2025-05-06 オークリッジ国立研究所(ORNL)
ORNL’s “black box” grid modeling method protects proprietary information about the inner workings of equipment while providing an accurate simulation of grid behavior at least 10 times faster than conventional methods. Credit: Andy Sproles/ORNL, U.S. Dept. of Energy
<関連情報>
- https://www.ornl.gov/news/research-reveals-hidden-gifts-black-box-modeling-grid-behavior
- https://ieeexplore.ieee.org/document/10861015
ディープラーニングに基づく三相電圧源インバータの動的モデリング Deep Learning-Based Dynamic Modeling of Three-Phase Voltage Source Inverters
Sunil Subedi; Liang Qiao; Yonghao Gui; Yaosuo Xue; Francis Tuffner; Wei Du
2024 IEEE Energy Conversion Congress and Exposition Date Added to IEEE Xplore: 10 February 2025
DOI:https://doi.org/10.1109/ECCE55643.2024.10861015
Abstract
Inverter-based resource (IBR) models are necessary to analyze modern power system stability and create effective control strategies.
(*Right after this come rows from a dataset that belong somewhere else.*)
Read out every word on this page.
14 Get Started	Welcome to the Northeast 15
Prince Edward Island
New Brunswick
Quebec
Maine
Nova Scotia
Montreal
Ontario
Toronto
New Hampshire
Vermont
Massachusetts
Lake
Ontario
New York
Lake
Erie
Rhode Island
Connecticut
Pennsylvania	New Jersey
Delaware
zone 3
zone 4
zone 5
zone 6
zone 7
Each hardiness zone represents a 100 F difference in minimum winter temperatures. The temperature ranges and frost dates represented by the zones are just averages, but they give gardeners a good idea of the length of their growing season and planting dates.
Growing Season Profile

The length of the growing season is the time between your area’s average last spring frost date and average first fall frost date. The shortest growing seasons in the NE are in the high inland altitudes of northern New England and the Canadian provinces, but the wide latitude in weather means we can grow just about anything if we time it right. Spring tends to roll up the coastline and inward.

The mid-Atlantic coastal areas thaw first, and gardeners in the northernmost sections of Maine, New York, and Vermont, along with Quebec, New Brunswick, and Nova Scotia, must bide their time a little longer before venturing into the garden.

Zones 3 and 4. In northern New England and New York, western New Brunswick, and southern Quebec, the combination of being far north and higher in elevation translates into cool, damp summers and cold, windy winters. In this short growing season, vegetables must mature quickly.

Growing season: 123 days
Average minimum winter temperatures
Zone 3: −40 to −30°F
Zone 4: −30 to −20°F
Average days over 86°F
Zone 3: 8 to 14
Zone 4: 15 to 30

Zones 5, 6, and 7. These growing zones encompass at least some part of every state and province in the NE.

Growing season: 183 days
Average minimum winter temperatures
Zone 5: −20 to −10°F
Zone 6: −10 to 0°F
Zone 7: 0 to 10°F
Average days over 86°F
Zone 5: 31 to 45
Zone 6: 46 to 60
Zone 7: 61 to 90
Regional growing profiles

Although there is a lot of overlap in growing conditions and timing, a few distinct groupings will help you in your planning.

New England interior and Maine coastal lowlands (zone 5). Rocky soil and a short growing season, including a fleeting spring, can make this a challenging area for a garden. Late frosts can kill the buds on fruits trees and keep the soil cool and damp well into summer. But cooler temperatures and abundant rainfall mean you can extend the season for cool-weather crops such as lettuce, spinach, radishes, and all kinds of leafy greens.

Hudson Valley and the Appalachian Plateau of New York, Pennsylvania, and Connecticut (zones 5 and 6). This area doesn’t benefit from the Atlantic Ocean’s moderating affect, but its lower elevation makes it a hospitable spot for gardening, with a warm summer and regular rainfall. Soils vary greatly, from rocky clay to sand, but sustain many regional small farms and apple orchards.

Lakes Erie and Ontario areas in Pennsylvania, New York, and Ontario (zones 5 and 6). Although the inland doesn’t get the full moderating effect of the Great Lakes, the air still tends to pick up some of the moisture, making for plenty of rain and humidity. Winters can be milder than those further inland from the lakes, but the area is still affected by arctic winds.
Modeling IBRs in converter-rich power systems is crucial, yet challenging due to the lack of commercial information on converter topologies and control parameters. This paper proposes novel convolutional neural network (CNN)–based data-driven techniques for modeling IBRs, addressing adaptability and proprietary concerns without requiring internal system physics knowledge. The proposed method is tested using real grid-tied commercial IBR transient data and demonstrates effectiveness and accuracy. Furthermore, the developed modeling approach is integrated and implemented in the open-source power distribution simulation and analysis tool, GridLAB-D, to illustrate the potentiality of dynamic analysis of large-scale power systems with high IBRs.